Si può insegnare puntando sulla libertà dell’altro? Si può vivere l’insegnamento da uomini liberi, affascinati dalla realtà e capaci di stare davanti ai propri allievi prendendo sul serio le loro esigenze più vere? Si può far funzionare una scuola senza cadere nella preoccupazione organizzativa che la riduca a puro meccanismo gestionale?
Partendo dall’esperienza di insegnamento all’interno di una comunità scolastica, dal confronto, dal giudizio e al tempo stesso da quanto scoperto attraverso situazioni e problematiche vissute, l’Autore cerca di rispondere alla domanda su quale sia il compito degli insegnanti, riportando al centro del percorso educativo parole, spesso dimenticate, come libertà, verità, accoglienza, desiderio, stupore.
La riflessione non delinea un modello astratto di scuola, ma apre alla verifica dell’ipotesi educativa e culturale che la caratterizza proprio grazie al continuo riferimento all’esperienza, entrando nello specifico della didattica e individuando nella dimensione narrativa dell’insegnamento una modalità da privilegiare.

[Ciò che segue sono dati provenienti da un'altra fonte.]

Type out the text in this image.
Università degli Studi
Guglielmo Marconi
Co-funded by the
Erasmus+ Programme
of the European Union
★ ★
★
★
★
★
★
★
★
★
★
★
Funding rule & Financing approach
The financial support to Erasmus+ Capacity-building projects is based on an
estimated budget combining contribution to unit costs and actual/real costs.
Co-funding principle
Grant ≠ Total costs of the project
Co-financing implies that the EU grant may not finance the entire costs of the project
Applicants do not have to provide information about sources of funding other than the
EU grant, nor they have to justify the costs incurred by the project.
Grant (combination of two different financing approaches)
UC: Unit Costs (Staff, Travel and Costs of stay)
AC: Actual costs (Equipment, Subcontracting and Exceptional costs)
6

Queste pagine descrivono una pratica di conoscenza, di insegnamento e di convivenza, ricca di fatti che accadono in classe, durante le lezioni e non solo, che rende la stessa proposta educativa viva e appassionante, anzitutto per gli insegnanti e di conseguenza per gli allievi. Esse perciò si pongono come un contributo al dibattito sulla scuola e sul compito affascinante di educare.